Spinal Cord Injuries Unit, Prince of Wales Hospital , Sydney, NSW, Australia.
Spinal Cord Ser Cases. 2016 Apr 7;2:15037. doi: 10.1038/scsandc.2015.37. eCollection 2016.
We report the first case of ocular myasthenia gravis (OMG) in a patient with complete tetraplegia, highlighting diagnostic and management challenges. Spinal multidisciplinary rural clinic and specialised inpatient Spinal Cord Injury Unit, NSW, Australia. A 61-year-old man with established C5 AIS A tetraplegia, presented with sudden onset of diplopia and bilateral ptosis, later diagnosed as OMG, in context of other complex co-morbidities, including a cervical cord syrinx, obstructive sleep apnoea and labile blood pressure. Clinical findings were consistent with fluctuating bilateral partial third and sixth nerve palsies. Acetylcholine receptor antibodies were negative, but electromyography demonstrated muscle fatigue. The ocular signs responded well to pyridostigmine. Medications taken before diagnosis, including solifenacin for neurogenic bladder overactivity, were ceased to avoid attenuating the anti-cholinesterase effect. However, the unopposed anti-cholinesterase activity led to frequent and painful abdominal spasms, associated with uncontrolled detrusor hyperreflexia and worsening autonomic dysreflexia (AD). A trans-vesical phenol block to treat this provided only short-lasting benefit. Pyridostigmine was ceased to avoid provoking his abdominal spasms and his regular medications were recommenced. It was decided that the most appropriate treatment for his distressing diplopia was an eye patch. After discharge home, he continued to experience problems with recurrent urinary tract infections, abdominal spasms, episodic postural hypotension and AD. After 5 months, the patient died from an acute myocardial infarction. This case report contributes new knowledge about the rare presentation of OMG in a person with chronic tetraplegia.

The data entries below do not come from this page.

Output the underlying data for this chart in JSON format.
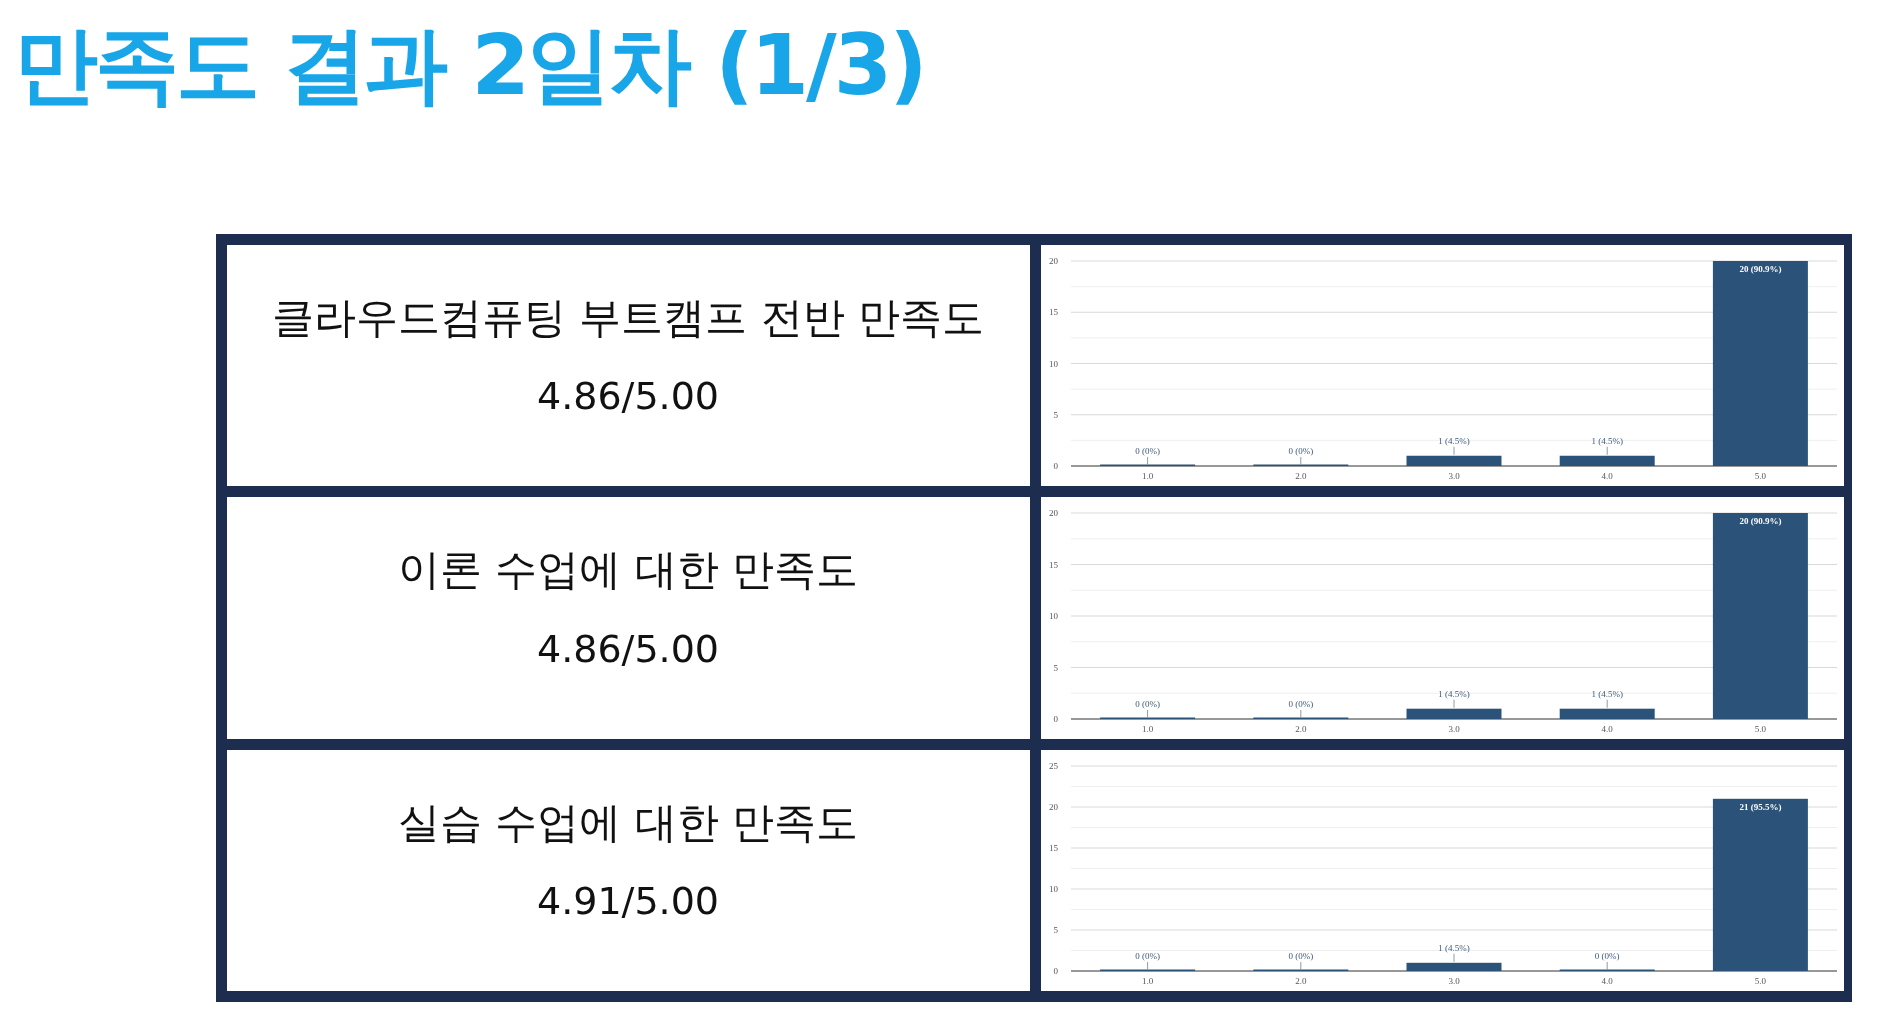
{
  "chart_data": [
    {
      "type": "other",
      "title": "만족도 결과 2일차 (1/3)"
    },
    {
      "type": "other",
      "title": "클라우드컴퓨팅 부트캠프 전반 만족도",
      "subtitle": "4.86/5.00"
    },
    {
      "type": "bar",
      "categories": [
        "1.0",
        "2.0",
        "3.0",
        "4.0",
        "5.0"
      ],
      "values": [
        0,
        0,
        1,
        1,
        20
      ],
      "value_labels": [
        "0 (0%)",
        "0 (0%)",
        "1 (4.5%)",
        "1 (4.5%)",
        "20 (90.9%)"
      ],
      "color": "#2b5279",
      "ylim": [
        0,
        20
      ],
      "yticks": [
        0,
        {
          "value": 2.5,
          "label": null
        },
        5,
        {
          "value": 7.5,
          "label": null
        },
        10,
        {
          "value": 12.5,
          "label": null
        },
        15,
        {
          "value": 17.5,
          "label": null
        },
        20
      ],
      "grid": "y"
    },
    {
      "type": "other",
      "title": "이론 수업에 대한 만족도",
      "subtitle": "4.86/5.00"
    },
    {
      "type": "bar",
      "categories": [
        "1.0",
        "2.0",
        "3.0",
        "4.0",
        "5.0"
      ],
      "values": [
        0,
        0,
        1,
        1,
        20
      ],
      "value_labels": [
        "0 (0%)",
        "0 (0%)",
        "1 (4.5%)",
        "1 (4.5%)",
        "20 (90.9%)"
      ],
      "color": "#2b5279",
      "ylim": [
        0,
        20
      ],
      "yticks": [
        0,
        {
          "value": 2.5,
          "label": null
        },
        5,
        {
          "value": 7.5,
          "label": null
        },
        10,
        {
          "value": 12.5,
          "label": null
        },
        15,
        {
          "value": 17.5,
          "label": null
        },
        20
      ],
      "grid": "y"
    },
    {
      "type": "other",
      "title": "실습 수업에 대한 만족도",
      "subtitle": "4.91/5.00"
    },
    {
      "type": "bar",
      "categories": [
        "1.0",
        "2.0",
        "3.0",
        "4.0",
        "5.0"
      ],
      "values": [
        0,
        0,
        1,
        0,
        21
      ],
      "value_labels": [
        "0 (0%)",
        "0 (0%)",
        "1 (4.5%)",
        "0 (0%)",
        "21 (95.5%)"
      ],
      "color": "#2b5279",
      "ylim": [
        0,
        25
      ],
      "yticks": [
        0,
        {
          "value": 2.5,
          "label": null
        },
        5,
        {
          "value": 7.5,
          "label": null
        },
        10,
        {
          "value": 12.5,
          "label": null
        },
        15,
        {
          "value": 17.5,
          "label": null
        },
        20,
        {
          "value": 22.5,
          "label": null
        },
        25
      ],
      "grid": "y"
    }
  ]
}
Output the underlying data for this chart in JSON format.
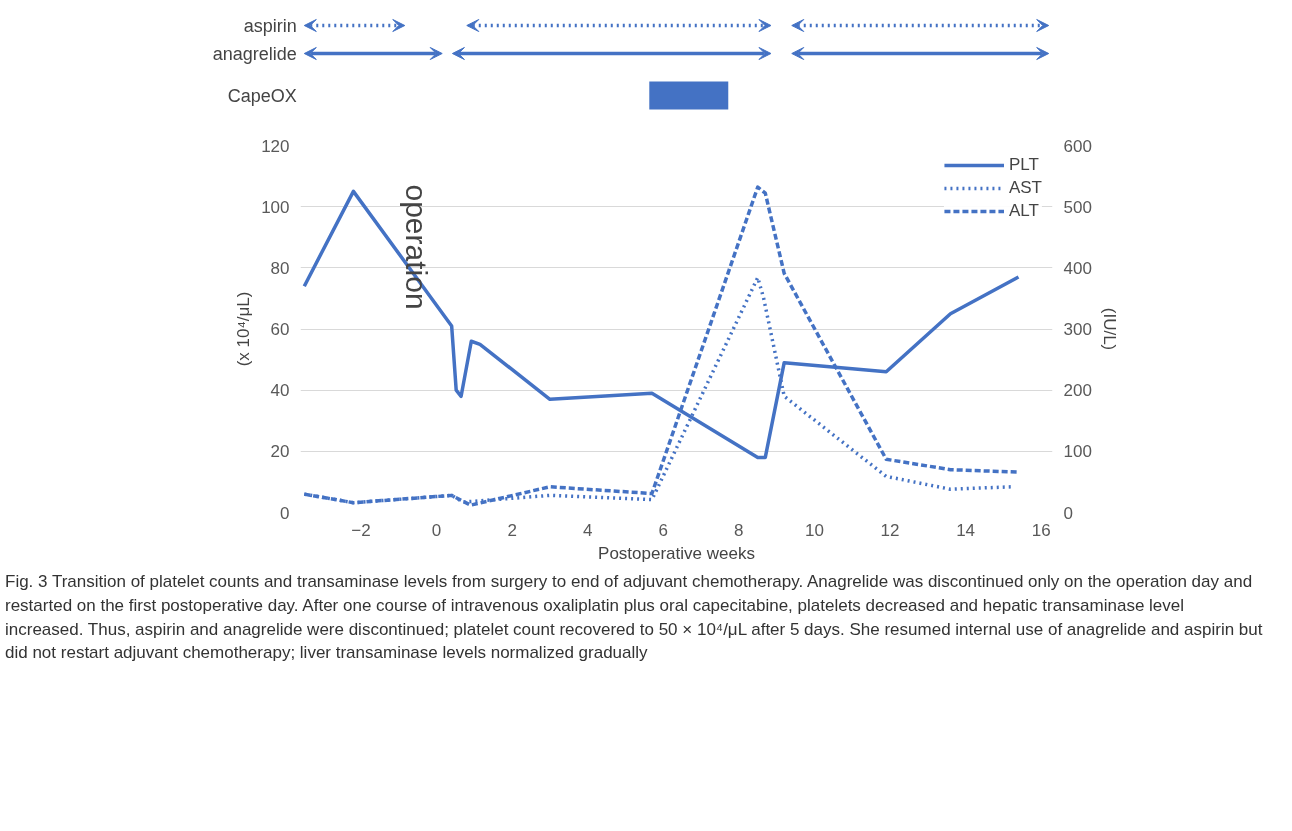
{
  "chart_data": {
    "type": "line",
    "xlabel": "Postoperative weeks",
    "ylabel": "(x 10⁴/μL)",
    "y2label": "(IU/L)",
    "xlim": [
      -3.6,
      16.3
    ],
    "xticks": [
      -2,
      0,
      2,
      4,
      6,
      8,
      10,
      12,
      14,
      16
    ],
    "ylim": [
      0,
      120
    ],
    "yticks": [
      0,
      20,
      40,
      60,
      80,
      100,
      120
    ],
    "y2lim": [
      0,
      600
    ],
    "y2ticks": [
      0,
      100,
      200,
      300,
      400,
      500,
      600
    ],
    "grid": "y",
    "legend": "top right",
    "marker": "none",
    "series": [
      {
        "name": "PLT",
        "color": "#4472c4",
        "line_style": "solid",
        "x": [
          -3.5,
          -2.2,
          0.4,
          0.52,
          0.65,
          0.92,
          1.15,
          3.0,
          5.7,
          8.5,
          8.7,
          9.2,
          11.9,
          13.6,
          15.4
        ],
        "values": [
          74,
          105,
          61,
          40,
          38,
          56,
          55,
          37,
          39,
          18,
          18,
          49,
          46,
          65,
          77
        ]
      },
      {
        "name": "AST",
        "color": "#4472c4",
        "line_style": "dotted",
        "axis": "y2",
        "x": [
          -3.5,
          -2.2,
          0.4,
          0.7,
          3.0,
          5.7,
          8.5,
          8.65,
          9.2,
          11.9,
          13.6,
          15.2
        ],
        "values": [
          30,
          16,
          28,
          17,
          28,
          21,
          384,
          352,
          190,
          59,
          38,
          42
        ]
      },
      {
        "name": "ALT",
        "color": "#4472c4",
        "line_style": "dashed",
        "axis": "y2",
        "x": [
          -3.5,
          -2.2,
          0.4,
          0.9,
          3.0,
          5.7,
          8.5,
          8.7,
          9.2,
          11.9,
          13.6,
          15.4
        ],
        "values": [
          30,
          16,
          28,
          12,
          42,
          31,
          532,
          522,
          391,
          87,
          70,
          66
        ]
      }
    ],
    "annotations": [
      "operation",
      "aspirin",
      "anagrelide",
      "CapeOX",
      "Fig. 3 Transition of platelet counts and transaminase levels from surgery to end of adjuvant chemotherapy. Anagrelide was discontinued only on the operation day and restarted on the first postoperative day. After one course of intravenous oxaliplatin plus oral capecitabine, platelets decreased and hepatic transaminase level increased. Thus, aspirin and anagrelide were discontinued; platelet count recovered to 50 × 10⁴/μL after 5 days. She resumed internal use of anagrelide and aspirin but did not restart adjuvant chemotherapy; liver transaminase levels normalized gradually"
    ]
  }
}
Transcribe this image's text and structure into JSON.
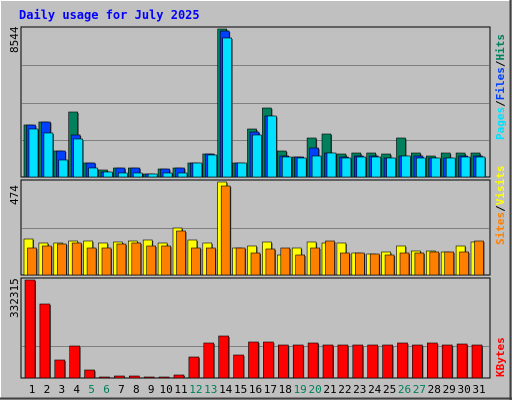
{
  "title": "Daily usage for July 2025",
  "colors": {
    "background": "#c0c0c0",
    "title": "#0000ff",
    "hits": "#00805c",
    "files": "#0040ff",
    "pages": "#00e0ff",
    "visits": "#ffff00",
    "sites": "#ff8000",
    "kbytes": "#ff0000",
    "weekend_day": "#00805c"
  },
  "legends": {
    "upper": [
      {
        "text": "Pages",
        "color": "#00e0ff"
      },
      {
        "text": "/",
        "color": "#000000"
      },
      {
        "text": "Files",
        "color": "#0040ff"
      },
      {
        "text": "/",
        "color": "#000000"
      },
      {
        "text": "Hits",
        "color": "#00805c"
      }
    ],
    "middle": [
      {
        "text": "Sites",
        "color": "#ff8000"
      },
      {
        "text": "/",
        "color": "#000000"
      },
      {
        "text": "Visits",
        "color": "#ffff00"
      }
    ],
    "lower": [
      {
        "text": "KBytes",
        "color": "#ff0000"
      }
    ]
  },
  "chart_data": [
    {
      "type": "bar",
      "panel": "hits-files-pages",
      "ymax_label": "8544",
      "ylim": [
        0,
        8544
      ],
      "categories": [
        "1",
        "2",
        "3",
        "4",
        "5",
        "6",
        "7",
        "8",
        "9",
        "10",
        "11",
        "12",
        "13",
        "14",
        "15",
        "16",
        "17",
        "18",
        "19",
        "20",
        "21",
        "22",
        "23",
        "24",
        "25",
        "26",
        "27",
        "28",
        "29",
        "30",
        "31"
      ],
      "series": [
        {
          "name": "Hits",
          "values": [
            3020,
            3180,
            1510,
            3750,
            820,
            420,
            500,
            500,
            200,
            450,
            500,
            800,
            1300,
            8544,
            800,
            2750,
            3960,
            1520,
            1150,
            2250,
            2500,
            1350,
            1360,
            1360,
            1350,
            2250,
            1360,
            1230,
            1360,
            1360,
            1360
          ]
        },
        {
          "name": "Files",
          "values": [
            3020,
            3180,
            1510,
            2450,
            820,
            310,
            500,
            500,
            200,
            450,
            500,
            800,
            1300,
            8400,
            800,
            2600,
            3500,
            1220,
            1150,
            1700,
            1380,
            1150,
            1220,
            1220,
            1110,
            1220,
            1220,
            1120,
            1100,
            1220,
            1220
          ]
        },
        {
          "name": "Pages",
          "values": [
            2760,
            2560,
            1000,
            2200,
            500,
            260,
            250,
            250,
            200,
            250,
            250,
            800,
            1280,
            8000,
            800,
            2450,
            3500,
            1160,
            1090,
            1240,
            1380,
            1080,
            1150,
            1150,
            1110,
            1220,
            1120,
            1120,
            1100,
            1150,
            1150
          ]
        }
      ],
      "grid": true
    },
    {
      "type": "bar",
      "panel": "visits-sites",
      "ymax_label": "474",
      "ylim": [
        0,
        474
      ],
      "categories": [
        "1",
        "2",
        "3",
        "4",
        "5",
        "6",
        "7",
        "8",
        "9",
        "10",
        "11",
        "12",
        "13",
        "14",
        "15",
        "16",
        "17",
        "18",
        "19",
        "20",
        "21",
        "22",
        "23",
        "24",
        "25",
        "26",
        "27",
        "28",
        "29",
        "30",
        "31"
      ],
      "series": [
        {
          "name": "Visits",
          "values": [
            185,
            165,
            165,
            175,
            175,
            165,
            170,
            175,
            180,
            165,
            240,
            180,
            165,
            474,
            140,
            150,
            170,
            100,
            140,
            170,
            165,
            165,
            110,
            105,
            115,
            150,
            120,
            120,
            115,
            150,
            170
          ]
        },
        {
          "name": "Sites",
          "values": [
            140,
            150,
            160,
            165,
            140,
            140,
            160,
            165,
            150,
            150,
            225,
            140,
            140,
            455,
            140,
            110,
            130,
            140,
            100,
            140,
            175,
            110,
            110,
            105,
            100,
            110,
            110,
            115,
            115,
            115,
            175
          ]
        }
      ],
      "grid": true
    },
    {
      "type": "bar",
      "panel": "kbytes",
      "ymax_label": "332315",
      "ylim": [
        0,
        332315
      ],
      "categories": [
        "1",
        "2",
        "3",
        "4",
        "5",
        "6",
        "7",
        "8",
        "9",
        "10",
        "11",
        "12",
        "13",
        "14",
        "15",
        "16",
        "17",
        "18",
        "19",
        "20",
        "21",
        "22",
        "23",
        "24",
        "25",
        "26",
        "27",
        "28",
        "29",
        "30",
        "31"
      ],
      "series": [
        {
          "name": "KBytes",
          "values": [
            332315,
            250000,
            62000,
            110000,
            27000,
            5000,
            8000,
            8000,
            5000,
            5000,
            10000,
            70000,
            120000,
            142000,
            77000,
            122000,
            122000,
            112000,
            112000,
            117000,
            112000,
            112000,
            112000,
            112000,
            112000,
            117000,
            112000,
            117000,
            112000,
            115000,
            112000
          ]
        }
      ],
      "grid": true
    }
  ],
  "x_axis": {
    "day_labels": [
      "1",
      "2",
      "3",
      "4",
      "5",
      "6",
      "7",
      "8",
      "9",
      "10",
      "11",
      "12",
      "13",
      "14",
      "15",
      "16",
      "17",
      "18",
      "19",
      "20",
      "21",
      "22",
      "23",
      "24",
      "25",
      "26",
      "27",
      "28",
      "29",
      "30",
      "31"
    ],
    "weekend_days": [
      "5",
      "6",
      "12",
      "13",
      "19",
      "20",
      "26",
      "27"
    ]
  }
}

我们报告了首例患有完全性四肢瘫痪患者的眼肌型重症肌无力(OMG)病例,突出了诊断和管理方面的挑战。澳大利亚新南威尔士州的脊髓多学科农村诊所和专门的脊髓损伤住院病房。一名61岁已确诊为C5 AIS A级四肢瘫痪的男性,出现突发复视和双侧上睑下垂,后来在存在其他复杂合并症的情况下被诊断为OMG,这些合并症包括颈髓空洞症、阻塞性睡眠呼吸暂停和血压不稳定。临床检查结果与双侧波动性部分动眼神经和展神经麻痹一致。乙酰胆碱受体抗体为阴性,但肌电图显示肌肉疲劳。眼部症状对吡啶斯的明反应良好。诊断前服用的药物,包括用于神经源性膀胱过度活动症的索利那新,均已停用,以避免减弱抗胆碱酯酶的作用。然而,无对抗的抗胆碱酯酶活性导致频繁且疼痛的腹部痉挛,伴有无法控制的逼尿肌反射亢进和自主神经反射亢进(AD)加重。经膀胱酚阻滞治疗仅提供了短期益处。停用吡啶斯的明以避免引发他的腹部痉挛,并重新开始使用他的常规药物。决定对其令人痛苦的复视最合适的治疗方法是使用眼罩。出院回家后,他继续经历反复尿路感染、腹部痉挛、发作性体位性低血压和AD等问题。5个月后,患者死于急性心肌梗死。本病例报告为慢性四肢瘫痪患者中OMG的罕见表现提供了新知识。